CytRx completes patient enrollment in tamibarotene Phase 2b study

Oral retinoid compound tamibarotene, which was designed to be superior to all trans-retinoic acid (ATRA) by binding to the molecular target more selectively, proved to be 10 times more potent than ATRA with milder side effects during the preclinical studies.

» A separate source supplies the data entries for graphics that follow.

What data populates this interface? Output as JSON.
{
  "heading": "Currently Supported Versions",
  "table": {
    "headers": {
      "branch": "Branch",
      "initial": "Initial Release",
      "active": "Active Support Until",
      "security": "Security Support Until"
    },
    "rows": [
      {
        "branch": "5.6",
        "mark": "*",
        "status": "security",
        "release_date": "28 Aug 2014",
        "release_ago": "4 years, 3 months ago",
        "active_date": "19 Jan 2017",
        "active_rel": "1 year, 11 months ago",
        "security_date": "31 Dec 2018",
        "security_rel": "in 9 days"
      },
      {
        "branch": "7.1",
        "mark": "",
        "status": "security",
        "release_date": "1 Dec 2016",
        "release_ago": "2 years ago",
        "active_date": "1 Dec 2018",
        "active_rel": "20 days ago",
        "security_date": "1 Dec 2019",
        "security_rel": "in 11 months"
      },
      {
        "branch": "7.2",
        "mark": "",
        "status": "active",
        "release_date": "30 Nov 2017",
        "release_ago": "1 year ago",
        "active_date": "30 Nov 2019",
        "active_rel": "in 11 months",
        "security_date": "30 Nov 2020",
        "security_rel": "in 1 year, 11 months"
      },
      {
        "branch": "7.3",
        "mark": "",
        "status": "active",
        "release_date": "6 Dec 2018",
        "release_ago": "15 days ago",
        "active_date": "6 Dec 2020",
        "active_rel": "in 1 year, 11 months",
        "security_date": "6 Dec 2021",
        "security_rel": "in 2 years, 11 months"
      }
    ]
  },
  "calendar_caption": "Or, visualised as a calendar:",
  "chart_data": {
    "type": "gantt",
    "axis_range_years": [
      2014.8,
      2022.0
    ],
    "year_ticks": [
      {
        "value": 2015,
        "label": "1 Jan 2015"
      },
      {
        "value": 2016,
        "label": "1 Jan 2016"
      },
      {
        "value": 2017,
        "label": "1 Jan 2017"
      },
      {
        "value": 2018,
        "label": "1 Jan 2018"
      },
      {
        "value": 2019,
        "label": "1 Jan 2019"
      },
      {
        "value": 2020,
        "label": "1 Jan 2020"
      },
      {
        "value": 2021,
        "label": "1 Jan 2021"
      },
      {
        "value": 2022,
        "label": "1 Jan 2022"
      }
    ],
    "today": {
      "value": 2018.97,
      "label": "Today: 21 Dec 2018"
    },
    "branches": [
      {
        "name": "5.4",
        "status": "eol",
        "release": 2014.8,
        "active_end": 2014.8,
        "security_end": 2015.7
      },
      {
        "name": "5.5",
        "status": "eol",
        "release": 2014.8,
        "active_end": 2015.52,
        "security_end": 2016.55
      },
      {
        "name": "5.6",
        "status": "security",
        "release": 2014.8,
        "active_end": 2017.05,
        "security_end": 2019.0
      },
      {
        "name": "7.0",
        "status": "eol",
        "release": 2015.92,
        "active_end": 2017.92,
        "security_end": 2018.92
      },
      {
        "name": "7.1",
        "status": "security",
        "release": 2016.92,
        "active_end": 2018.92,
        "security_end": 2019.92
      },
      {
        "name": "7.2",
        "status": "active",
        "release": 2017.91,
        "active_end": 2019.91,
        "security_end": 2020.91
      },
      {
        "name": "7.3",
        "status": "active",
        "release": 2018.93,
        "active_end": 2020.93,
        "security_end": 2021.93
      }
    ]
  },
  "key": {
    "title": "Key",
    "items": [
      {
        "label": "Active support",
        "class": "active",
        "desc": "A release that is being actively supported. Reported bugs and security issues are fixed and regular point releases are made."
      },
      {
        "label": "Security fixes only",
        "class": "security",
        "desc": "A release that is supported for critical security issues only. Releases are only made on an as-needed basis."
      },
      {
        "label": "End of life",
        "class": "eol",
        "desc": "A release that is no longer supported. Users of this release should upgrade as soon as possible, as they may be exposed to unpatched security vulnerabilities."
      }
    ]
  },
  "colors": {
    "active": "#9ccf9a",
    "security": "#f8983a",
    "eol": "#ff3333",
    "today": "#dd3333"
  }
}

The Phase 2b study has enrolled 140 patients with stage IIIB or IV squamous or adenocarcinoma NSCLC who had not received prior non-adjuvant chemotherapy and randomized them to receive treatment with either paclitaxel plus carboplatin, with half receiving tamibarotene and half receiving placebo for up to six cycles.

Primary endpoint of the study is progression-free survival, while secondary endpoints include response rate, overall survival and RAR beta expression, a potential biomarker for responders.

The NSCLC treatment indication for the drug was based on the results from a single-center Phase 2 clinical trial, which showed that all trans-retinoic acid (ATRA) when added to a regimen of paclitaxel plus cisplatin produced superior results in late-stage NSCLC patients than a regimen of paclitaxel plus cisplatin alone, claims CytRx.

CytRx executive vice president and chief medical officer Daniel Levitt said, "In fact, response rates for patients receiving ATRA in this trial increased two-fold, progression-free survival increased by three months and median overall survival increased 14 months. Those results were published in the July 2010 issue of the peer-reviewed Journal of Clinical Oncology."

Holding North American and European rights to certain tamibarotene intellectual property for the treatment of NSCLC, the company is expecting to present Phase 2b study results in the second half of 2013.

Tamibarotene is currently being marketed in Japan for a rare form of leukemia.